Vocabulary box

A small box, such as a shoe box, is a very useful tool in the classroom - it can become a vocabulary box. You also need some small blank cards or pieces of paper.

Author
Gillie Cunningham

Procedure

  • At the end of each vocabulary lesson - for example 'Houses and Homes' - either you or the students should write words from the lesson on different cards. So, you may end up with ten words on ten cards (bedroom, kitchen, roof, window, etc) and these cards are then placed in the vocabulary box. If you have time, and with stronger classes, you, or the students, may write a definition of the word on the reverse of each card.
  • This vocabulary box can then be used at any time to review the vocabulary studied over the weeks.
  • You could simply pick words from the box at random, give the definition and ask for the word. This can be done as a simple team game.
  • Or you may try something more active. For example, when you've had this vocabulary box for a month or two and there are quite a lot of cards in there, you might say to the students 'OK, I want all these cards divided into nouns, adjectives and verbs… Go!
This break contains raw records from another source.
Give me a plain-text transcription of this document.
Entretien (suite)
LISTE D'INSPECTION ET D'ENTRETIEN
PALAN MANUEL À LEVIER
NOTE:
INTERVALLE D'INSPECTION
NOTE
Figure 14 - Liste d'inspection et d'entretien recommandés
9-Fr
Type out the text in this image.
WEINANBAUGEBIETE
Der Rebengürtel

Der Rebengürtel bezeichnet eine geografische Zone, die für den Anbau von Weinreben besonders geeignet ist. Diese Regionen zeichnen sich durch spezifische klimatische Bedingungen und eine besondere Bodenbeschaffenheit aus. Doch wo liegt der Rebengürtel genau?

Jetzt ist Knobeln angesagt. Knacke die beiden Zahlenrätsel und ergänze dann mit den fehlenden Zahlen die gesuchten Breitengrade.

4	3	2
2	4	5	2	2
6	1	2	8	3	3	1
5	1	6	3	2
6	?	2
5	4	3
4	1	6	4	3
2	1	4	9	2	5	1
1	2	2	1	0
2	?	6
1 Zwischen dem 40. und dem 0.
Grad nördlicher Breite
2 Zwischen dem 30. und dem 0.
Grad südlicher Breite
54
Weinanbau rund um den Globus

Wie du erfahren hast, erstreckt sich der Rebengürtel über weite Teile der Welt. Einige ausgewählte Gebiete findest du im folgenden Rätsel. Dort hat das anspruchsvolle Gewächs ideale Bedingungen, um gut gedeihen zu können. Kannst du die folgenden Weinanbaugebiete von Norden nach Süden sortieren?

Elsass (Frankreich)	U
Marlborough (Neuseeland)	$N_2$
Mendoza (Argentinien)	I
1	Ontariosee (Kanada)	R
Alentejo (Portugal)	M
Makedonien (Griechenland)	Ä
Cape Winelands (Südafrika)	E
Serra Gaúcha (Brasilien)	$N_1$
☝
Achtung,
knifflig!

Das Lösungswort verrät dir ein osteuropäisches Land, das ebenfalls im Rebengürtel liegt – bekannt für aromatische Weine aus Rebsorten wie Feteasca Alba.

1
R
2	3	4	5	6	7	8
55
You have three minutes.' Or, you might say 'OK, I want all these cards divided into lexical sets … Go!' Or, you might say 'Each corner of the room is a different lexical set - that one's furniture, that one's medicine, that one is food and that one is sport. Put the cards in the right corner, you have one minute to do this…Go!' Then they're all running around trying to get their words in the right corner. This could also be done in teams, giving each team a handful of words to sort.

This box just becomes so flexible in how you can use it. It could be at the end of the lesson. For example 'You can't leave the classroom until you've defined two words that are in the box'. Vocabulary boxes are fantastic and they take so little time but provide so many activities.

Language Level

Comments

Submitted by KaraAharon on Mon, 02/06/2017 - 15:23

This is a great idea. For non-readers we can put a picture in the box for each word we learn. At the end of the year with young learners I put pictures on the floor and have them place them, one at a time, under the right category on a chart and say the word. They're always excited to see how much they've learned, even if not everyone remembers every word. I've never thought of collecting the pictures during the year, but this will build up anticipation, allow them to see progress and also save preparation time.